| 11/27/2013 6:00:00 PM

La apuesta hondureña

El nuevo presidente tendrá que echar mano de una carismática imagen para adelantar transformaciones en uno de los países más pobres de la región.

Con la promesa de devolverle la tranquilidad al país y reactivar la economía, el candidato del Partido Nacional, Juan Orlando Hernández. acaba de proclamarse presidente de Honduras.

Al cierre de esta edición, el virtual nuevo presidente era Hernández, un carismático abogado de 45 años, con maestría en la Universidad de Nueva York en Albany, que se desempeñó como presidente del Congreso Nacional y sucederá a Porfirio Lobo. 

Pero hay quienes creen que para Hernández no es hora de cantar victoria. Primero, por las secuelas que dejan unas reñidas elecciones en las que disputó el primer cargo del Estado con Xiomara Castro, esposa del derrocado presidente hondureño Manuel Zelaya, y quien desconoció su triunfo, habló de fraude electoral y llamó a sus seguidores a protestar por el resultado. 

Tampoco podrá celebrar tranquilo por culpa de la gran atomización que registran los partidos políticos tras unas elecciones en las que se eligieron 128 diputados que integran el Congreso Nacional, y 298 alcaldes. 

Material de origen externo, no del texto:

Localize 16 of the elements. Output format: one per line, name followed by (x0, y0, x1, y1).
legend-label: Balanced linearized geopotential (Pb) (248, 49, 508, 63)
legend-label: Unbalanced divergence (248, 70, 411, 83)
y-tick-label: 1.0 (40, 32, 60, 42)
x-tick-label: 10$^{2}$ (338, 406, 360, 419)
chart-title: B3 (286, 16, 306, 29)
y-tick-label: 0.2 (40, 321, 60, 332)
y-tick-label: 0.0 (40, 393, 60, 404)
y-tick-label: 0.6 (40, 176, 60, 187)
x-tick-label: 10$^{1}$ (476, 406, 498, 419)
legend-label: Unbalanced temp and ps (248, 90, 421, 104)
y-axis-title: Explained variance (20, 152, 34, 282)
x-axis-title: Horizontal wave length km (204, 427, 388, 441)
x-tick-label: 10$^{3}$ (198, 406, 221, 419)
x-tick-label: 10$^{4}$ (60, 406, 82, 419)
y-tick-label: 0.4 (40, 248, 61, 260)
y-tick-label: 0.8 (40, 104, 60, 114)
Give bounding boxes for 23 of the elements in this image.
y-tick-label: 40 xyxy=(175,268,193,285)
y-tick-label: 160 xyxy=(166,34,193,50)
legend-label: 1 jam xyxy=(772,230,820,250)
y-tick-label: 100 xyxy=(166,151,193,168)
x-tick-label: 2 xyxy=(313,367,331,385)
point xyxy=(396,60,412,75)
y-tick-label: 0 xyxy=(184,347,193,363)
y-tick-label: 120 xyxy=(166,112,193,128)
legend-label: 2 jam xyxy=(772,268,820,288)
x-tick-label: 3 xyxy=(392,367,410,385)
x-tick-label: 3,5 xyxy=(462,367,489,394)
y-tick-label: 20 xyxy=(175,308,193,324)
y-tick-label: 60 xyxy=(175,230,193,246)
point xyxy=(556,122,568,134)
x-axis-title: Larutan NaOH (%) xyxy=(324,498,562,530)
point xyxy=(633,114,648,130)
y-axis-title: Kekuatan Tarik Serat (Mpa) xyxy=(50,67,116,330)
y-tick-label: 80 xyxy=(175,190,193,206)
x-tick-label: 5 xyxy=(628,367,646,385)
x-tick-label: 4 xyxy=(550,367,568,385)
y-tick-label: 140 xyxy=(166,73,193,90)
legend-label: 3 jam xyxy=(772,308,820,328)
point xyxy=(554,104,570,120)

Pero quizás los mayores desafíos de Hernández estén en los frentes económico y social. El nuevo mandatario tendrá que echar mano del carisma que acumuló a su paso por el Congreso para adelantar profundas reformas en uno de los países más pobres de la región. 

Los pronósticos de crecimiento que acaba de divulgar el Fondo Monetario Internacional no son halagüeños y apuntan a que Honduras tendrá un aumento en su economía de apenas 2,8% para 2014, cuando su déficit fiscal alcanzará 6,2% del PIB y su deuda pública llegará a 44,4%. Estas no son buenas noticias en un país de 8,5 millones de habitantes, que tiene 71% de la población en situación de pobreza y 50% en pobreza extrema. Según cifras de Naciones Unidas, después de Haití, Honduras es el segundo país de América Latina con más pobres.

En el frente social los indicadores no son menos preocupantes. San Pedro Sula, la segunda ciudad en importancia, tiene el poco honroso récord mundial en materia de homicidios: 173 muertes violentas por cada 100.000 habitantes. La violencia generada por las pandillas –o ‘maras’– ha generado un clima de intranquilidad en la población. El narcotráfico también ha hecho su parte con las continuas masacres que se cometen en territorio hondureño.

Según El Nuevo Herald, el Departamento de Estado de los Estados Unidos estima que 80% de la cocaína que llega desde Suramérica pasa por Honduras, donde operan no menos de 200 pistas clandestinas. 

En medio del clima de inseguridad, el discurso de Hernández fue visto como la tabla de salvación, en buena medida por su propuesta de sacar el ejército a las calles para combatir a las pandillas y los carteles de la droga.

Aunque muchos esperan que se pase del discurso a los hechos, desvertebrar los poderosos aparatos criminales creados alrededor de negocios ilícitos no será fácil. El nuevo mandatario prometió catapultar al país por el sendero del desarrollo y de la paz social. Una apuesta ambiciosa y que muchos anhelan.